If there is a saving grace, it’s the look of the picture. The film is unquestionably highlighted by some very beautiful images, particularly in the opening and closing sequences. The cinematography is haunting. Many of the middle scenes almost exist in kind a suspended reality where time really has no meaning. The soundtrack is just as fittingly luxurious. Appropriating the prelude from Richard Wagner’s opera Tristan und Isolde is a genius move on the director‘s part to make his drama more accessible. The score provides an absolutely gorgeous main musical theme.

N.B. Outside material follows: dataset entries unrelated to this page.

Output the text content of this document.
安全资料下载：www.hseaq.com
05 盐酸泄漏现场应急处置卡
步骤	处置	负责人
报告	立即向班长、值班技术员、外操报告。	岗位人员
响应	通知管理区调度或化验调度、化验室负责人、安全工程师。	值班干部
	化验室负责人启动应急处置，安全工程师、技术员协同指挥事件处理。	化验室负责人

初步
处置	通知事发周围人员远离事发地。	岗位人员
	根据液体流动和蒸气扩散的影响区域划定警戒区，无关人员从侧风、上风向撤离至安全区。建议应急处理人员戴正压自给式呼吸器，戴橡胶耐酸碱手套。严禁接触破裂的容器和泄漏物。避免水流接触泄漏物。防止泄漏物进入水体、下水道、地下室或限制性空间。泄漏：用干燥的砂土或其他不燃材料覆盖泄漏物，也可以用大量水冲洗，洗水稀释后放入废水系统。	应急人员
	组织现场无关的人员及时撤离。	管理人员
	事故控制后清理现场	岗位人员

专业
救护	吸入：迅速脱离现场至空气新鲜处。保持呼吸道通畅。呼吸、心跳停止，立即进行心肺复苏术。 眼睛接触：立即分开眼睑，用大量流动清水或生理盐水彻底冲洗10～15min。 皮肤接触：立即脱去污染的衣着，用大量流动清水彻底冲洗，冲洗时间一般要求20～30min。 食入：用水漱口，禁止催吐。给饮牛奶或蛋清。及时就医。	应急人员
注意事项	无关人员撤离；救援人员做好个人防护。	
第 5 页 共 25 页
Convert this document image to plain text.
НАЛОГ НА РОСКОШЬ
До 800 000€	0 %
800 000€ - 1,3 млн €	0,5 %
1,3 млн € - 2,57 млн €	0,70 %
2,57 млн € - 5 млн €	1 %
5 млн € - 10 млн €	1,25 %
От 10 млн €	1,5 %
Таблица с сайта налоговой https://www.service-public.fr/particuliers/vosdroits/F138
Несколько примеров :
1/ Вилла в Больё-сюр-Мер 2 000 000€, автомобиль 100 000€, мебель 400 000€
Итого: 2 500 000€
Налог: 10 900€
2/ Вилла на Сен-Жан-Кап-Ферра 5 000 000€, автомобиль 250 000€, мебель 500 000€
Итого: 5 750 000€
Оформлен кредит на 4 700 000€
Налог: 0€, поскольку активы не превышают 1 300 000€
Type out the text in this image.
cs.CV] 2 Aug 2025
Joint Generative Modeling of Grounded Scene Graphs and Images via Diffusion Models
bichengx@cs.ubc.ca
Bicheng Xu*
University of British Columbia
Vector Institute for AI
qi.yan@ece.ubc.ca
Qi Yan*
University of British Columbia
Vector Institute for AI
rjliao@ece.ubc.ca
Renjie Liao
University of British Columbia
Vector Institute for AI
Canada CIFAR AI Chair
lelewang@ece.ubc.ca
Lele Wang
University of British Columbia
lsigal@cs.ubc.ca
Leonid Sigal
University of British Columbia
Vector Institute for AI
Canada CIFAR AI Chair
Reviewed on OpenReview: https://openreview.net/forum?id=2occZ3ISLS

Lars von Trier’s dissertation on mental disintegration is nothing new. Anyone who has seen Ingmar Bergman’s Persona or Andrei Tarkovsky’s Solaris has experienced these existential themes before. But what separates Ingmar Bergman from a director like von Trier is outlook. Bergman considers the non-believer that so desperately wants to believe. Lars von Trier deals with the non-believer that has no desire to change. Life sucks and then you die is apparently Lars von Trier‘s grand statement. Its meditation on human nature is defined by a hateful point of view. His treatise on human suffering shouldn’t feel like a tortuous ordeal, but it is. As a result, he fails to engage us emotionally. By the time I had slogged through the 130 lugubrious minutes, I was ready for these people to die. Bring on the apocalypse!